Updating Features Before Forward using Prehooks

I want to update my model parameters with a trainable mask before the forward pass. To accomplish this, I tried to use a hook that does the following:

  1. copy network weights into a parameter called orig
  2. make a mask if one does not exist already
  3. use the masked weights as the weights for the forward pass

However, I am unable to get the gradients to flow back to the mask. Can anyone point me to where I am going wrong?

import torch
import torch.nn as nn

class ToyModel(torch.nn.Module):
  def __init__(self):
    self.lin = nn.Linear(4, 1, bias=False)

  def forward(self, x):
    return self.lin(x)

def mask_hook(module: torch.nn.Module, input):
    parameter_path = "lin.weight"
    module_path, _, name = parameter_path.rpartition(".")  # resolve param path
    sub_mod = module.get_submodule(module_path)

    param = getattr(sub_mod, name)
    del sub_mod._parameters[name]
    mask_name = name + "_mask" # lets make a mask param
    orig_name = name + "_orig" # lets also make a parameter to store original params

    if not hasattr(sub_mod, mask_name): # no mask present
      sub_mod.register_parameter(  # create and register mask

    mask = getattr(sub_mod, mask_name)
    setattr(sub_mod, orig_name, nn.Parameter(param.data)) # copy param into orig
    orig = getattr(sub_mod, orig_name)
    sub_mod.register_parameter(name, nn.Parameter(orig * mask)) # put masked params into param

## dummy training code

toy_model = ToyModel()
hook_handle = toy_model.register_forward_pre_hook(mask_hook)

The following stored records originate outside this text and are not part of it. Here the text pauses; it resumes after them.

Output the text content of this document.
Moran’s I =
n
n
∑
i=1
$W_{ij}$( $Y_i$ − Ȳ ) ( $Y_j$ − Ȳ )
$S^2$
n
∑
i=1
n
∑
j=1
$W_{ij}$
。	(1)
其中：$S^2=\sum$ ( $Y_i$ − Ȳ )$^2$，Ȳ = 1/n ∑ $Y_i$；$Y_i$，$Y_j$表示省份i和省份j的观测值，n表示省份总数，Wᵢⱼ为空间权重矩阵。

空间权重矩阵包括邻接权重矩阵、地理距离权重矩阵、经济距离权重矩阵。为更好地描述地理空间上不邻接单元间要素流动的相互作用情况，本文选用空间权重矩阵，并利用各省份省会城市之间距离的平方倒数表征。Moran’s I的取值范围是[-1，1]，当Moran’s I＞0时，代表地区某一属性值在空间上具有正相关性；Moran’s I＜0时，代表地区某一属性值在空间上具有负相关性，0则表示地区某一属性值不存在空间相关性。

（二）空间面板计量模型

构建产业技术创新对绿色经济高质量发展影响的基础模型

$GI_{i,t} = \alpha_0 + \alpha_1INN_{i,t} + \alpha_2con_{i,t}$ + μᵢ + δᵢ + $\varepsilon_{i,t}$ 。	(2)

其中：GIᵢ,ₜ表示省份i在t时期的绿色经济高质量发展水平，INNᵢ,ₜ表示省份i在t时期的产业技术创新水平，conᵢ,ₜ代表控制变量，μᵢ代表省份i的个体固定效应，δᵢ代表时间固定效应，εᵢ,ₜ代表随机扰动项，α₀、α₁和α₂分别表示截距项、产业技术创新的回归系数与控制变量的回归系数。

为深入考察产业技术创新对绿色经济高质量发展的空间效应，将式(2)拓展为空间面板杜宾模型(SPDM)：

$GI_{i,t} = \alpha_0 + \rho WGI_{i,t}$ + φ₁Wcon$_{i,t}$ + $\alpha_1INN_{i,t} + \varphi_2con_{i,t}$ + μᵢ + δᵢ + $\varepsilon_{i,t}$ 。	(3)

optimizer = torch.optim.SGD(toy_model.parameters(), lr=1.0)

N = 5
inps = torch.arange(N * 4, dtype=torch.float32).view(N, 4)
tgts = torch.arange(N * 1, dtype=torch.float32).view(N, 1)
training_loader = torch.utils.data.TensorDataset(inps, tgts)

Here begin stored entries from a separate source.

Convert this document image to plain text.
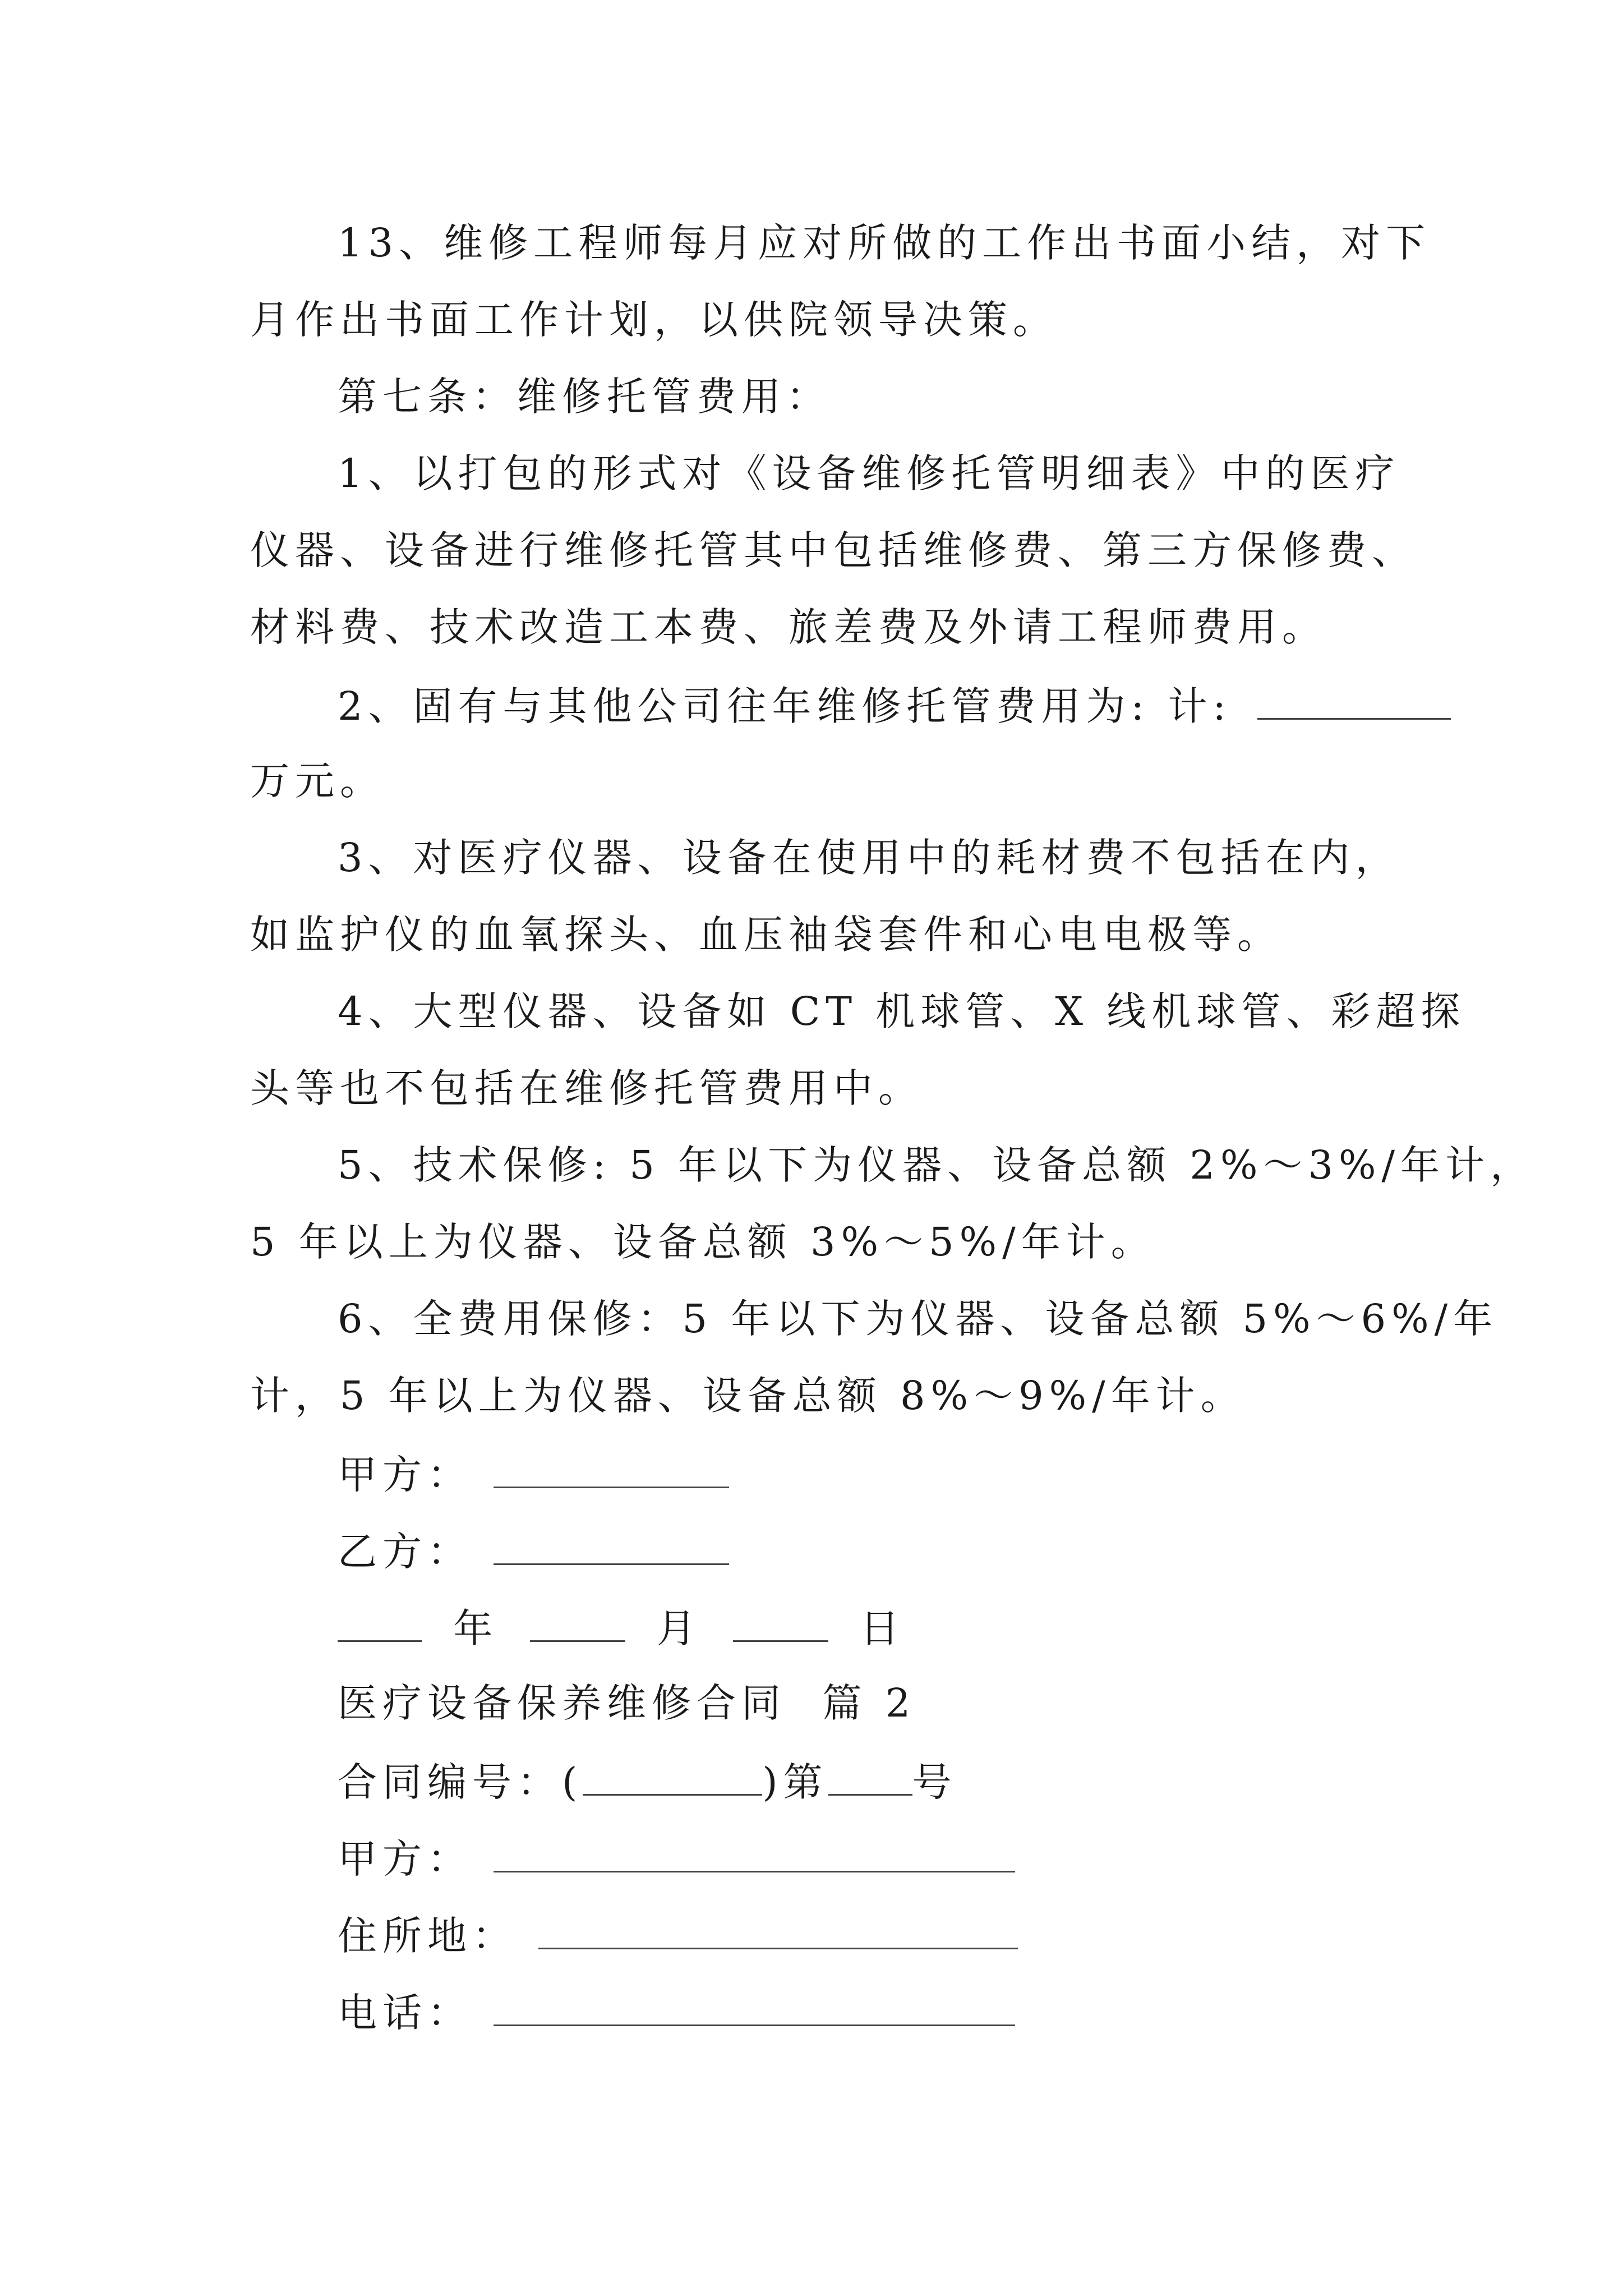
13、维修工程师每月应对所做的工作出书面小结，对下

月作出书面工作计划，以供院领导决策。

第七条：维修托管费用：

1、以打包的形式对《设备维修托管明细表》中的医疗

仪器、设备进行维修托管其中包括维修费、第三方保修费、

材料费、技术改造工本费、旅差费及外请工程师费用。

2、固有与其他公司往年维修托管费用为: 计:

万元。

3、对医疗仪器、设备在使用中的耗材费不包括在内，

如监护仪的血氧探头、血压袖袋套件和心电电极等。

4、大型仪器、设备如 CT 机球管、X 线机球管、彩超探

头等也不包括在维修托管费用中。

5、技术保修: 5 年以下为仪器、设备总额 2%～3%/年计，

5 年以上为仪器、设备总额 3%～5%/年计。

6、全费用保修：5 年以下为仪器、设备总额 5%～6%/年

计，5 年以上为仪器、设备总额 8%～9%/年计。

甲方：

乙方：

年	月	日

医疗设备保养维修合同  篇 2

合同编号：(	)第 号

甲方：

住所地：

电话：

for i, (x, y) in enumerate(training_loader):
  pred = toy_model(x)
  loss = nn.MSELoss()(pred, y)
  # Backpropagation
  print([(name, torch.norm(param).item()) for name, param in toy_model.named_parameters()])

It seems you are using a forward_pre_hook to delete the original parameter and replace it with a new one in each forward step.
This will break the reference to the optimizer and the optimizer.step() call will not update the originally passed parameter as it was already deleted.

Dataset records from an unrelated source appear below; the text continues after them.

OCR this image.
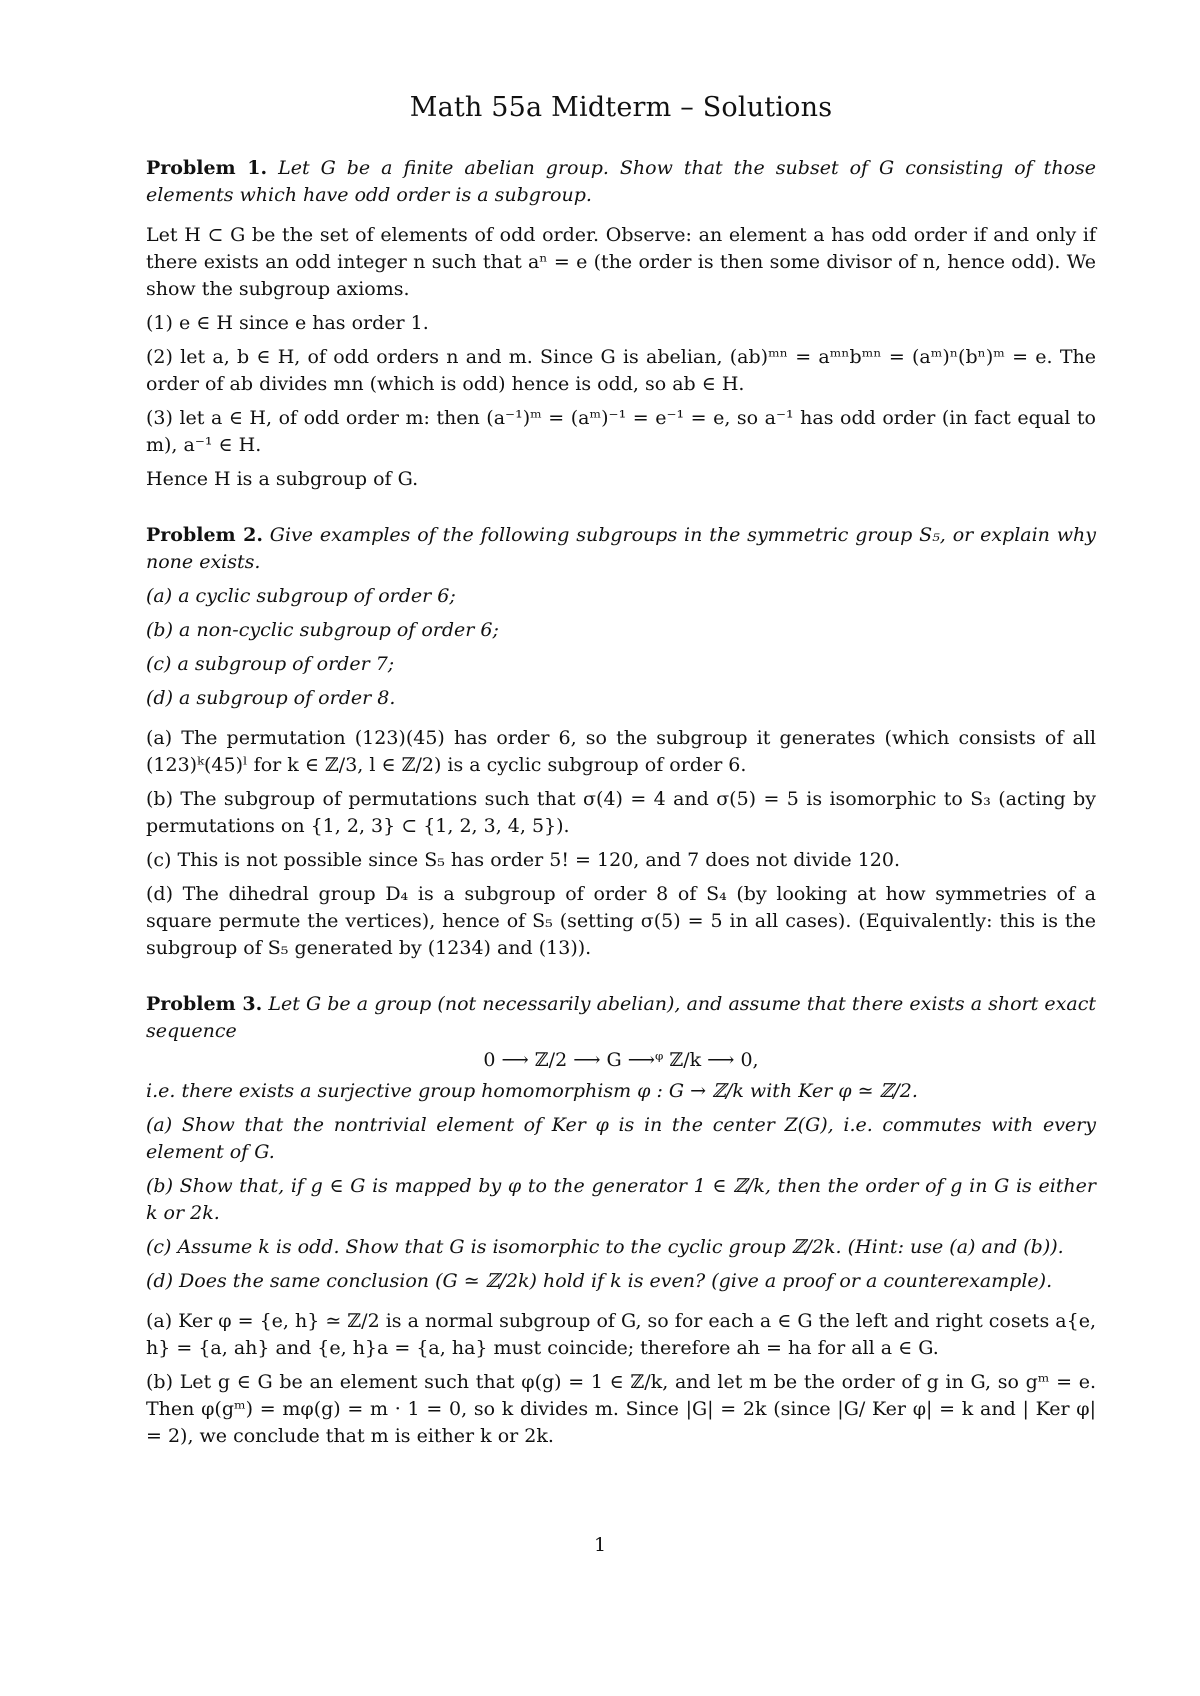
Math 55a Midterm – Solutions

Problem 1. Let G be a finite abelian group. Show that the subset of G consisting of those elements which have odd order is a subgroup.

Let H ⊂ G be the set of elements of odd order. Observe: an element a has odd order if and only if there exists an odd integer n such that aⁿ = e (the order is then some divisor of n, hence odd). We show the subgroup axioms.

(1) e ∈ H since e has order 1.

(2) let a, b ∈ H, of odd orders n and m. Since G is abelian, (ab)ᵐⁿ = aᵐⁿbᵐⁿ = (aᵐ)ⁿ(bⁿ)ᵐ = e. The order of ab divides mn (which is odd) hence is odd, so ab ∈ H.

(3) let a ∈ H, of odd order m: then (a⁻¹)ᵐ = (aᵐ)⁻¹ = e⁻¹ = e, so a⁻¹ has odd order (in fact equal to m), a⁻¹ ∈ H.

Hence H is a subgroup of G.

Problem 2. Give examples of the following subgroups in the symmetric group S₅, or explain why none exists.

(a) a cyclic subgroup of order 6;

(b) a non-cyclic subgroup of order 6;

(c) a subgroup of order 7;

(d) a subgroup of order 8.

(a) The permutation (123)(45) has order 6, so the subgroup it generates (which consists of all (123)ᵏ(45)ˡ for k ∈ ℤ/3, l ∈ ℤ/2) is a cyclic subgroup of order 6.

(b) The subgroup of permutations such that σ(4) = 4 and σ(5) = 5 is isomorphic to S₃ (acting by permutations on {1, 2, 3} ⊂ {1, 2, 3, 4, 5}).

(c) This is not possible since S₅ has order 5! = 120, and 7 does not divide 120.

(d) The dihedral group D₄ is a subgroup of order 8 of S₄ (by looking at how symmetries of a square permute the vertices), hence of S₅ (setting σ(5) = 5 in all cases). (Equivalently: this is the subgroup of S₅ generated by (1234) and (13)).

Problem 3. Let G be a group (not necessarily abelian), and assume that there exists a short exact sequence

0 ⟶ ℤ/2 ⟶ G ⟶ᵠ ℤ/k ⟶ 0,

i.e. there exists a surjective group homomorphism φ : G → ℤ/k with Ker φ ≃ ℤ/2.

(a) Show that the nontrivial element of Ker φ is in the center Z(G), i.e. commutes with every element of G.

(b) Show that, if g ∈ G is mapped by φ to the generator 1 ∈ ℤ/k, then the order of g in G is either k or 2k.

(c) Assume k is odd. Show that G is isomorphic to the cyclic group ℤ/2k. (Hint: use (a) and (b)).

(d) Does the same conclusion (G ≃ ℤ/2k) hold if k is even? (give a proof or a counterexample).

(a) Ker φ = {e, h} ≃ ℤ/2 is a normal subgroup of G, so for each a ∈ G the left and right cosets a{e, h} = {a, ah} and {e, h}a = {a, ha} must coincide; therefore ah = ha for all a ∈ G.

(b) Let g ∈ G be an element such that φ(g) = 1 ∈ ℤ/k, and let m be the order of g in G, so gᵐ = e. Then φ(gᵐ) = mφ(g) = m · 1 = 0, so k divides m. Since |G| = 2k (since |G/ Ker φ| = k and | Ker φ| = 2), we conclude that m is either k or 2k.

1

That could definitely be one issue. I tried to simplify the problem down further into seeing whether gradient flowed when multiplying 2 parameters, and found that it does not:

import torch
import torch.nn as nn

class PlayModel(torch.nn.Module):
  def __init__(self):
    self.a = nn.Parameter(torch.tensor([[1.0, 2.0]]), requires_grad=True)
    self.b = nn.Parameter(torch.tensor([[3.0, 4.0]]), requires_grad=True)

    self.lin = nn.Linear(2, 1, bias=False)

  def forward(self, x):
    self.lin.weight = nn.Parameter(self.a * self.b, requires_grad=True)

    return self.lin(x)

def train():
  play_model = PlayModel()
  optimizer = torch.optim.Adam(play_model.parameters(), lr=1.0)
  loss_fn = nn.MSELoss()

  n = 10
  inps = torch.arange(n * 2, dtype=torch.float32).view(n, 2)
  tgts = torch.arange(n * 1, dtype=torch.float32).view(n, 1)
  training_loader = torch.utils.data.TensorDataset(inps, tgts)

  for i, (x, y) in enumerate(training_loader):
    pred = play_model(x)
    loss = loss_fn(pred, y)
    print([(name, "grad:", param.grad) for name, param in play_model.named_parameters()])